Israel's outgoing government has said a flag march by Israeli nationalists through Jerusalem's Old City can happen next week pending police approval.
The event had been due to take place on 10 June, but organisers cancelled it after Israeli police rejected the proposed route through the Muslim Quarter, citing security concerns.
Palestinians see it as a provocation.
The militant group Hamas has warned the march could trigger a new round of conflict in Gaza should it proceed.
At least 256 people were killed in Gaza and 13 people were killed in Israel during 11 days of fierce fighting between Israel and Palestinian militants last month.

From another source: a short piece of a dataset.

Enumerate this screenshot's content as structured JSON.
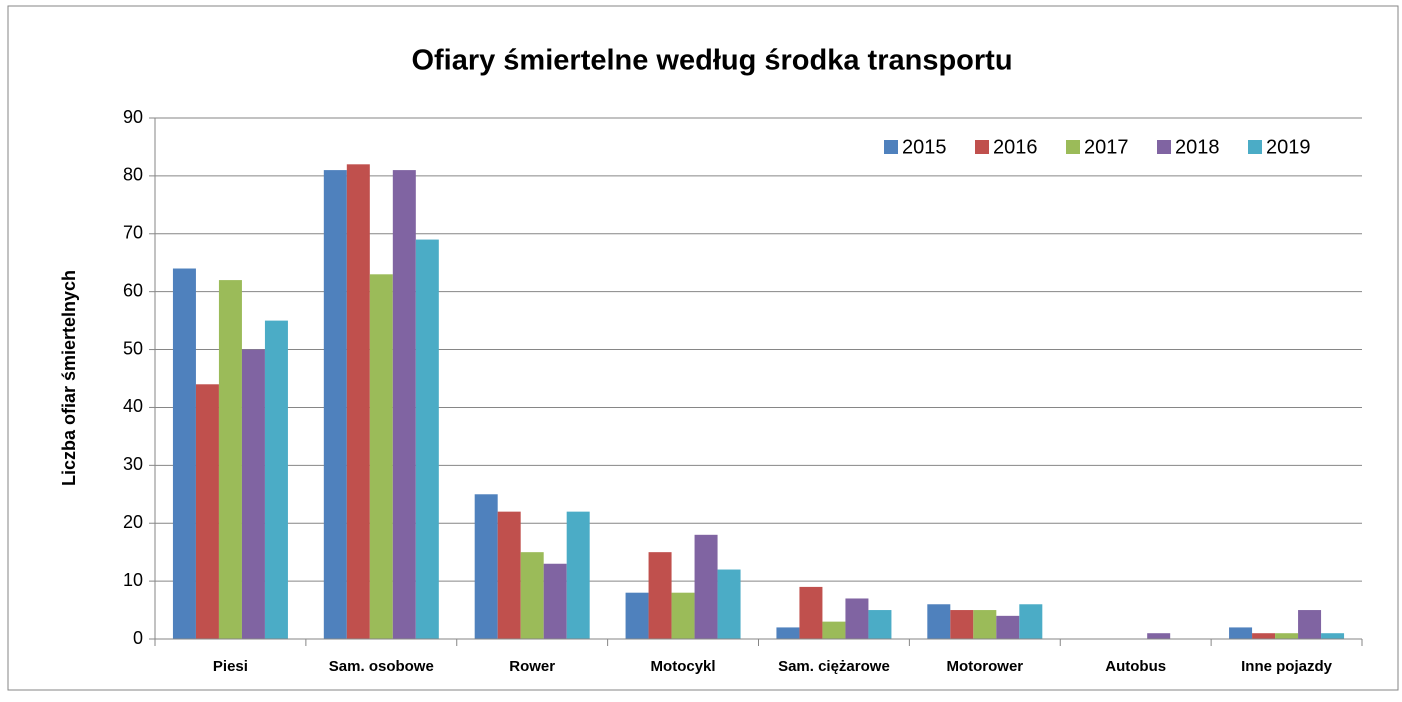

The violence came after weeks of spiralling Israeli-Palestinian tension which culminated on 10 May in clashes at a holy site in the Old City that is revered by both Muslims and Jews. The march was originally due to take place that day but was rerouted by Israeli authorities at the last minute and then cancelled.
Hamas began firing rockets into Israel after warning it to withdraw from the holy site, triggering retaliatory air strikes from Israel on targets in Gaza.
After a meeting on Tuesday, the cabinet of Israeli Prime Minister Benjamin Netanyahu said the flag march could go ahead on 15 June "in a format to be agreed between the police and the parade's organisers".
The Israeli parliament, the Knesset, is due to vote on a new government on Sunday. Mr Netanyahu, Israel's longest-serving prime minister, will be replaced after 12 years in power if the new coalition is approved.
It would then fall to the incoming government, led by the right-wing nationalist Naftali Bennett and centrist Yair Lapid, to make the final decision on whether the flag march should take place two days later.
The annual Jerusalem Day flag march marks Israel's capture of East Jerusalem - home to the Old City and its holy sites - in the 1967 Middle East War.
Hundreds of flag-waving Israeli youths usually make their way through the Muslim Quarter via Damascus Gate, chanting and singing patriotic songs.
Clarification 9th June: This article was updated to make clear that the march had been approved pending police approval.